Spectral density function mapping using ¹⁵N relaxation data exclusively

Summary

A method is presented for the determination of values of the spectral density function, J(ω), describing the dynamics of amide bond vectors from ¹⁵N relaxation parameters alone. Assuming that the spectral density is given by the sum of Lorentzian functions, the approach allows values of J(ω) to be obtained at ω=0, ω_N and 0.870ω_H, where ω_N and ω_H are Larmor frequencies of nitrogen and proton nuclei, respectively, from measurements of ¹⁵N T₁, T₂ and ¹H−¹⁵N steady-state NOE values at a single spectrometer frequency. Alternatively, when measurements are performed at two different spectrometer frequencies of i and j MHz, J(ω) can be mapped at ω=0, ωⁱ _N, ω^j _N, 0.870ωⁱ _H and 0.870ω^j _H, where ωⁱ _N, for example, is the ¹⁵N Larmor frequency for a spectrometer operating at i MHz. Additionally, measurements made at two different spectrometer frequencies enable contributions to trasverse relaxation from motions on millisecond-microsecond time scales to be evaluated and permit assessment of whether a description of the internal dynamics is consistent with a correlation function consisting of a sum of exponentials.

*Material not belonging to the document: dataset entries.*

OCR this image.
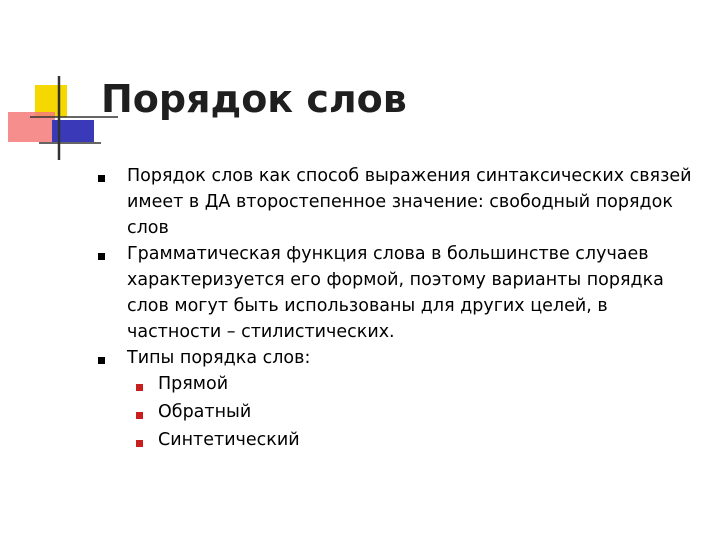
Порядок слов
Порядок слов как способ выражения синтаксических связей
имеет в ДА второстепенное значение: свободный порядок
слов
Грамматическая функция слова в большинстве случаев
характеризуется его формой, поэтому варианты порядка
слов могут быть использованы для других целей, в
частности – стилистических.
Типы порядка слов:
Прямой
Обратный
Синтетический
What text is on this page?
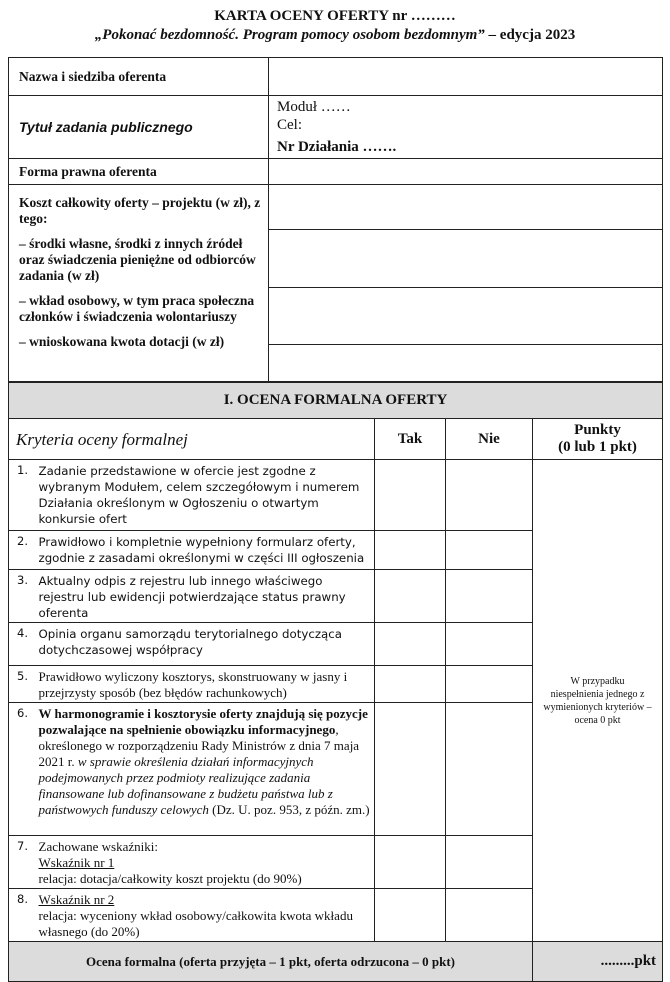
KARTA OCENY OFERTY nr ………
„Pokonać bezdomność. Program pomocy osobom bezdomnym” – edycja 2023
Nazwa i siedziba oferenta	
Tytuł zadania publicznego	Moduł ……
Cel:
Nr Działania …….

Forma prawna oferenta	

Koszt całkowity oferty – projektu (w zł), z tego:

– środki własne, środki z innych źródeł oraz świadczenia pieniężne od odbiorców zadania (w zł)

– wkład osobowy, w tym praca społeczna członków i świadczenia wolontariuszy

– wnioskowana kwota dotacji (w zł)	

I. OCENA FORMALNA OFERTY				
Kryteria oceny formalnej		Tak	Nie	Punkty
(0 lub 1 pkt)

1.	Zadanie przedstawione w ofercie jest zgodne z wybranym Modułem, celem szczegółowym i numerem Działania określonym w Ogłoszeniu o otwartym konkursie ofert			W przypadku niespełnienia jednego z wymienionych kryteriów – ocena 0 pkt
2.	Prawidłowo i kompletnie wypełniony formularz oferty, zgodnie z zasadami określonymi w części III ogłoszenia			
3.	Aktualny odpis z rejestru lub innego właściwego rejestru lub ewidencji potwierdzające status prawny oferenta			
4.	Opinia organu samorządu terytorialnego dotycząca dotychczasowej współpracy			
5.	Prawidłowo wyliczony kosztorys, skonstruowany w jasny i przejrzysty sposób (bez błędów rachunkowych)			
6.	W harmonogramie i kosztorysie oferty znajdują się pozycje pozwalające na spełnienie obowiązku informacyjnego, określonego w rozporządzeniu Rady Ministrów z dnia 7 maja 2021 r. w sprawie określenia działań informacyjnych podejmowanych przez podmioty realizujące zadania finansowane lub dofinansowane z budżetu państwa lub z państwowych funduszy celowych (Dz. U. poz. 953, z późn. zm.)			
7.	Zachowane wskaźniki:
Wskaźnik nr 1
relacja: dotacja/całkowity koszt projektu (do 90%)			

8.	Wskaźnik nr 2
relacja: wyceniony wkład osobowy/całkowita kwota wkładu własnego (do 20%)			

Ocena formalna (oferta przyjęta – 1 pkt, oferta odrzucona – 0 pkt)				.........pkt
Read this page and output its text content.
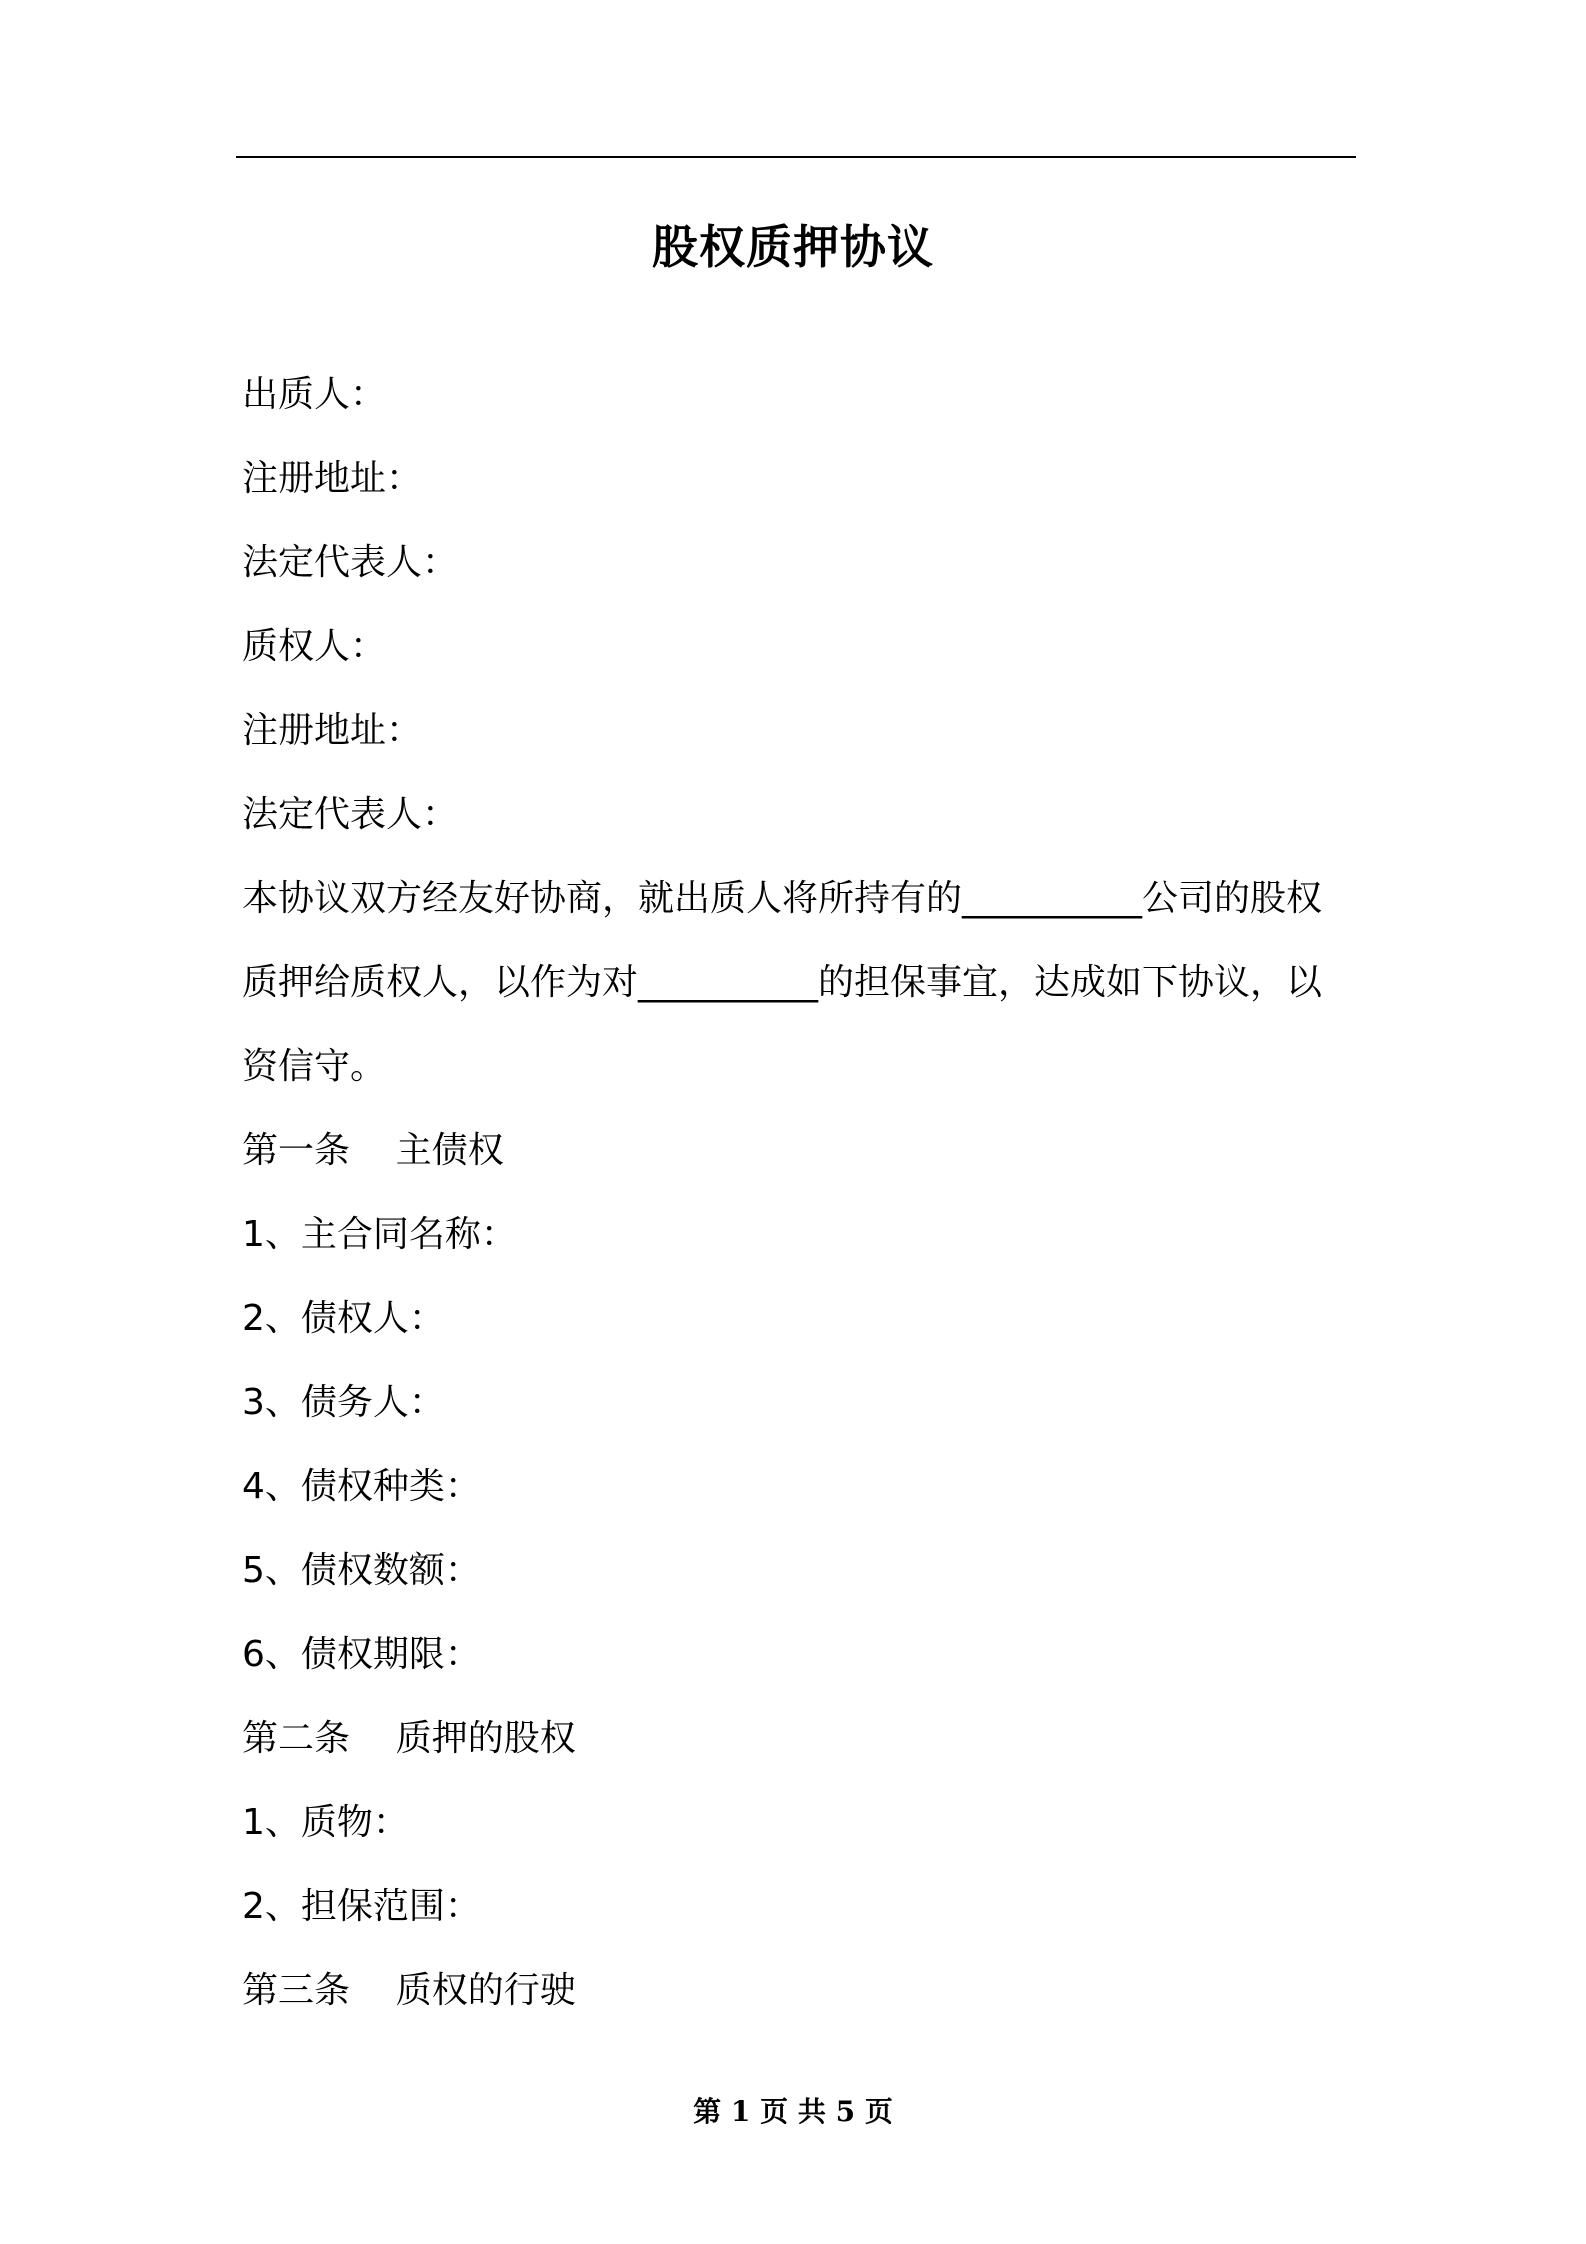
股权质押协议
出质人：
注册地址：
法定代表人：
质权人：
注册地址：
法定代表人：
本协议双方经友好协商，就出质人将所持有的__________公司的股权
质押给质权人，以作为对__________的担保事宜，达成如下协议，以
资信守。
第一条    主债权
1、主合同名称：
2、债权人：
3、债务人：
4、债权种类：
5、债权数额：
6、债权期限：
第二条    质押的股权
1、质物：
2、担保范围：
第三条    质权的行驶
第 1 页 共 5 页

No assumptions about the specific form of the spectral density function describing the dynamics of the ¹⁵N−NH bond vector are necessary, provided that dJ(ω)/dω is relatively constant between ω=ω_H+ω_N to ω=ω_H−ω_N. Simulations demonstrate that the method is accurate for a wide range of protein motions and correlation times, and experimental data establish the validity of the methodology. Results are presented for a folded and an unfolded form of the N-terminal SH3 domain of the protein drk.